On comprend qu’un pareil régime ne soit pas très favorable à la réforme des condamnés. Aussi, malgré le nombre des délits qui demeurent couverts par l’impunité, le bras de l’exécuteur ne s’arrête pas. En 1835, sur une population de 28,000 condamnés, on a compté 22,000 condamnations sommaires dans la Nouvelle-Galles. En un mois, 247 condamnés avaient reçu 9,714 coups de fouet en punition de leur paresse, de leur indolence ou de leur insubordination. La même année, le juge Burton attribuait aux condamnés qui servaient en qualité de domestiques le plus grand nombre des vols simples et des vols avec effraction commis à Sydney. Aussi la plupart des témoins entendus dans l’enquête de 1837 ont-ils demandé que l’usage de placer les condamnés dans les villes comme domestiques fût immédiatement aboli.

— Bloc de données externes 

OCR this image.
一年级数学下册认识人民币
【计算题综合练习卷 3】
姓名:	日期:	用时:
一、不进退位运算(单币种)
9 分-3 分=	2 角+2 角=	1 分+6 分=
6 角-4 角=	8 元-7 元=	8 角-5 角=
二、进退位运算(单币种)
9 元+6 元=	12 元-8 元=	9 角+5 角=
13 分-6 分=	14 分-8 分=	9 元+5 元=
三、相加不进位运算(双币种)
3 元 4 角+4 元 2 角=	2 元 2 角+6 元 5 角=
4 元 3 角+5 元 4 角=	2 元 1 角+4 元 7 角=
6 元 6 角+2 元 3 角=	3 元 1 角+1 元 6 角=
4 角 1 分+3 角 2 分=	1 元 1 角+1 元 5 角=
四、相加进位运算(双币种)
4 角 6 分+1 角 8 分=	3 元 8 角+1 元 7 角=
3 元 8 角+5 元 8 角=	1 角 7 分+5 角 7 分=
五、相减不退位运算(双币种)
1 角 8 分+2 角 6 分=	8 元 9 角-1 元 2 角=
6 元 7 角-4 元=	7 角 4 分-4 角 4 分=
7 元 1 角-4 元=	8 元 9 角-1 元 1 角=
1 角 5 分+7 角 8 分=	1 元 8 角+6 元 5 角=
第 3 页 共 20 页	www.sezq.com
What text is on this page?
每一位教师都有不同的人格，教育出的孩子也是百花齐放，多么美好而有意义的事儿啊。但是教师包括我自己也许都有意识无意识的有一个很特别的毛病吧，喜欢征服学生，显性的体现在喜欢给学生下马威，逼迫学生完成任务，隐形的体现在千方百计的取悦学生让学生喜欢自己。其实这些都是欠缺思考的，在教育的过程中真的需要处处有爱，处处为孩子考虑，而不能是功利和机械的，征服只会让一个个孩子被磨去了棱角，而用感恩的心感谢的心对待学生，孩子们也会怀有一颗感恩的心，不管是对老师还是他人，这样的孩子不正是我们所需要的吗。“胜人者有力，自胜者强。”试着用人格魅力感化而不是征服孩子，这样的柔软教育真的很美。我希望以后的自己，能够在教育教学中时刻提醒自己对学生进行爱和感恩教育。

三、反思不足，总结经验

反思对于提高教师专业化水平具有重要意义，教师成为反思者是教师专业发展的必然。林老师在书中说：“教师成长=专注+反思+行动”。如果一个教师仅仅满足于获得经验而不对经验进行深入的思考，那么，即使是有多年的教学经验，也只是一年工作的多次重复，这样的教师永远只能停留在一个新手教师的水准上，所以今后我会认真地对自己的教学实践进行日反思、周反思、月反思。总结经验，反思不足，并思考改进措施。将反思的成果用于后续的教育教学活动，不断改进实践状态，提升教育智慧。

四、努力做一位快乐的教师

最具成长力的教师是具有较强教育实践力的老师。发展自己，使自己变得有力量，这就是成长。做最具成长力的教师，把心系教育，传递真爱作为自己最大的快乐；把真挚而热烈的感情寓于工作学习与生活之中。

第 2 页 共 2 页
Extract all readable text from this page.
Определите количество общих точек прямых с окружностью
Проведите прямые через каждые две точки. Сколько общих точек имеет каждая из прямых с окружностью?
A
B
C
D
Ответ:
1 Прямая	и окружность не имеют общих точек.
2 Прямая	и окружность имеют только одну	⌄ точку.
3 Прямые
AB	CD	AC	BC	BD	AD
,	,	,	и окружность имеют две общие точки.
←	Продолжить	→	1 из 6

La domesticité forcée est aussi la peine que l’on inflige aux femmes déportées, quand on ne les enferme pas dans les ateliers pénitentiaires ; mais la nature de leurs travaux rend cette condition infiniment plus douce pour elles que pour les hommes : elles ne sont pas traitées autrement que les domestiques libres en Europe, et cette indulgence, loin de les corriger, donne carrière à tous leurs mauvais penchans. « On ne peut rien concevoir de pire, dit sir W. Molesworth dans son rapport ; elles s’abandonnent presque toutes à l’ivrognerie et à la prostitution. Et quand il s’en trouverait quelqu’une disposée à se bien conduire, la disproportion des sexes est si grande dans les colonies pénales, que cet état de choses les livre à d’irrésistibles tentations. Une condamnée, par exemple, qui est au service d’une famille, et qui est souvent peut-être la seule femme employée dans le voisinage, se voit entourée par plusieurs hommes dépravés qui l’assiégent de leurs poursuites et de leurs sollicitations. Il faut qu’elle en choisisse un pour amant, si elle veut se délivrer des importunités des autres.